The first recorded information about Lake Victoria comes from Arab traders plying the inland routes in search of gold, ivory, other precious commodities and slaves. An excellent map known as the Al Adrisi map dated from the 1160s, clearly depicts an accurate representation of Lake Victoria, and attributes it as being the source of the Nile.

This massive (67,493 sq kms) lake, commonly known as Nyanza, is twice the size of Wales, and forms a natural boundary between Kenya, Tanzania and Uganda. The lake is the heart of the African continent, the source of its mightiest river, the Nile. In the 19th century the riddle of the Nile was one of the great enigmas of African exploration. After many expeditions failed, John Hanning Speke finally reached these shores in 1858.

The Nile flows northwards, carrying the waters of Nyanza to Egypt and beyond into the Mediterranean. This mighty body of water is rich in fish life, with shimmering shoals of colourful cichlids and large Nile Perch. Nyanza province is the heartland of the Luo, a tribe known as formidable fisherman. Fishing brings many visitors to this lake, mainly in search of the Nile Perch, considered a world class game fish.

The best way to appreciate the beauty of this region is on the lake itself. The sun shines brightly, and gentle breezes rise from the water. In trees along the shore, Fish Eagles call to each other with long haunting cries. Sunsets turn the water to gold, as the local fisherman in their canoes pull in their nets and slowly turn for home.

The lake shore is highly indented, and there are many isles in the lake, some of which, especially the Sesse Group, are known for their beautiful landscape, health resorts and sightseeing places. Abundant prehistoric remains found around the lake indicate the early development of agriculture.

Kisumu is a quiet port town on the Lakeshore, with wide streets and fine colonial architecture. To the south fishing villages line the lake towards the broad waters of Homa Bay. There are three separate fishing lodges on islands within Victoria.

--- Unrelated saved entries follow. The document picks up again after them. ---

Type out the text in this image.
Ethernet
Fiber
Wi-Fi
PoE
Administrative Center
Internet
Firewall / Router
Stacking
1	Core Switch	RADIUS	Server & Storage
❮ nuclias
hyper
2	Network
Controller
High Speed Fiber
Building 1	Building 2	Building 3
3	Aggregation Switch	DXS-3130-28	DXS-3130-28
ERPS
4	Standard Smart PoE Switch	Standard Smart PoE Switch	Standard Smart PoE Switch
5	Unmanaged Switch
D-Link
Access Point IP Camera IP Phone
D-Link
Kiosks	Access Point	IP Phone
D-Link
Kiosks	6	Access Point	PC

Main road access to Lake Victoria is via Kisumu, directly from Nairobi. There is an airport in Kisumu with scheduled flights. Charters can also use the airport. There is a private airstrip on Mfangano Island. Nearby Malaba is the main border crossing with Uganda. A traditional way of accessing the border is by a cycle taxi called the Boda Boda (Border-Border). From Kisumu there is some road access to the Lake south to Homa Bay. Ferries and Private Boats are used to access the islands.